Reflecting on the past four or so weeks, there’s no denying that they have been some of the longest weeks of my life. That early morning that I waved goodbye to my parents as I walked through airport security feels like worlds away. Since then, so many things have changed. My friends from home are all off at their different colleges now, and here I am, sitting in my house in Quito. In between then and now, I have been to Chicago, San Francisco, Oakland, Marin, Laytonville, Palo Alto, Miami, and all over the capital city of Ecuador. I have made countless goodbyes and hellos. I have met hundreds of new people, many of whom will continue to be a part of my life for months and years to come. I have gotten a slight idea of what it might be like to be a student at Stanford University, as I learned about Global Diversity, Mindfulness, International Development, the Girl Effect, Public Speaking, and Storytelling. I took a field trip to the Facebook headquarters, learned about Social Enterprises, became a part of the One World Futbol Project, and listened to Craig Newmark of Craigslist speak. I met some of the most interesting, intelligent, adventurous, eager young adults I have ever come across. And I turned eighteen surrounded by those people.
We tried to fathom the fact that we were about to spend a year in Ecuador, Brazil, and Senegal. Stanford spoiled us with unlimited soft serve ice cream, fountain hopping opportunities, late nights, and togetherness. The ten days came and went, and before I knew it, it was 3:15am on August 29th and our bus was about to leave for San Francisco International Airport and I couldn’t stop the tears from coming as I hugged tightly my Senegalese and Brazilian fellow Fellows as we exchanged “good luck” and “see you in April.” Sixteen hours later, the 49 of us were in line at Quito customs. The ability that airplanes have to take us through time and continents within a matter of hours is overwhelming. The reality of being in Ecuador took some days to settle in as we were set out to navigate the city on our own and eventually meet our Quito host families.
Being a part of a family that is not your own and feeling comfortable takes time and effort from all sides. My family here in Quito is making it so easy to feel welcome and loved. It makes me question the definition of “home” and I know I will continue to as this year goes on.

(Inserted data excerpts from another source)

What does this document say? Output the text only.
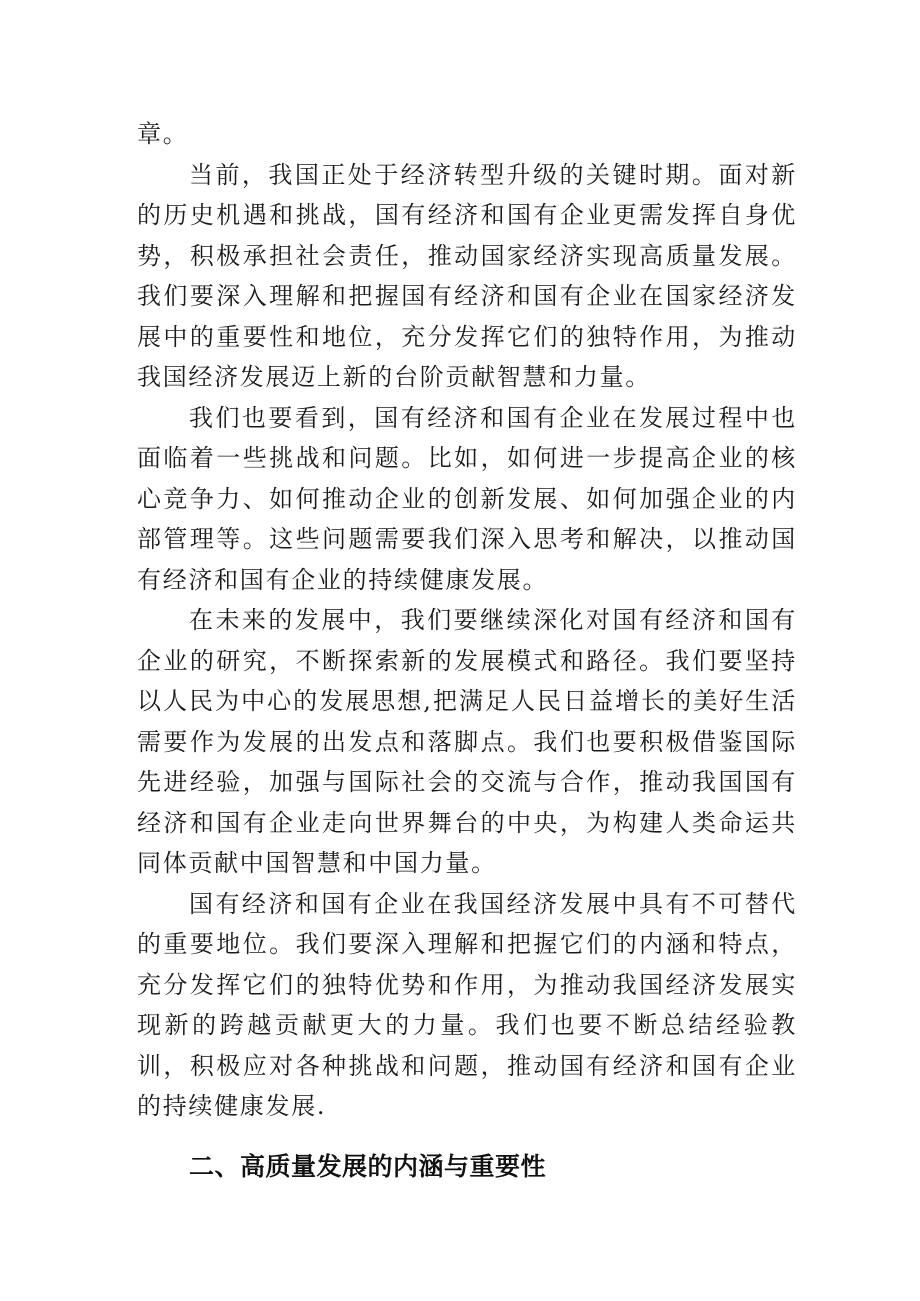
章。

当前，我国正处于经济转型升级的关键时期。面对新的历史机遇和挑战，国有经济和国有企业更需发挥自身优势，积极承担社会责任，推动国家经济实现高质量发展。我们要深入理解和把握国有经济和国有企业在国家经济发展中的重要性和地位，充分发挥它们的独特作用，为推动我国经济发展迈上新的台阶贡献智慧和力量。

我们也要看到，国有经济和国有企业在发展过程中也面临着一些挑战和问题。比如，如何进一步提高企业的核心竞争力、如何推动企业的创新发展、如何加强企业的内部管理等。这些问题需要我们深入思考和解决，以推动国有经济和国有企业的持续健康发展。

在未来的发展中，我们要继续深化对国有经济和国有企业的研究，不断探索新的发展模式和路径。我们要坚持以人民为中心的发展思想,把满足人民日益增长的美好生活需要作为发展的出发点和落脚点。我们也要积极借鉴国际先进经验，加强与国际社会的交流与合作，推动我国国有经济和国有企业走向世界舞台的中央，为构建人类命运共同体贡献中国智慧和中国力量。

国有经济和国有企业在我国经济发展中具有不可替代的重要地位。我们要深入理解和把握它们的内涵和特点，充分发挥它们的独特优势和作用，为推动我国经济发展实现新的跨越贡献更大的力量。我们也要不断总结经验教训，积极应对各种挑战和问题，推动国有经济和国有企业的持续健康发展.

二、高质量发展的内涵与重要性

This city is incredible, it reminds me of a mix of Panama City and San Francisco, and the mountains that surround it are gorgeous. There are parts of Quito however that I’m looking forward to get a break from as move into the rural town in the cloud forest region of Ecuador that I will be spending the rest of my Global Citizen Year in. It will be a big change of pace, as I start my full time apprenticeships in the sectors of youth development, ecotourism, and helping out in a chocolate factory. My community is called Puerto Rico, in Northwest Pichincha. It’s small enough that it doesn’t show up in Google Maps, small enough to make me nervous, anxious, and excited. I meet my new host family on Saturday when I will spend a week with them before we settle in for good the first week of October.
As each day passes, new challenges present themselves, and I question myself and my motions, I realize that there’s no place else I could imagine myself right now. I am exactly where I’m supposed to be.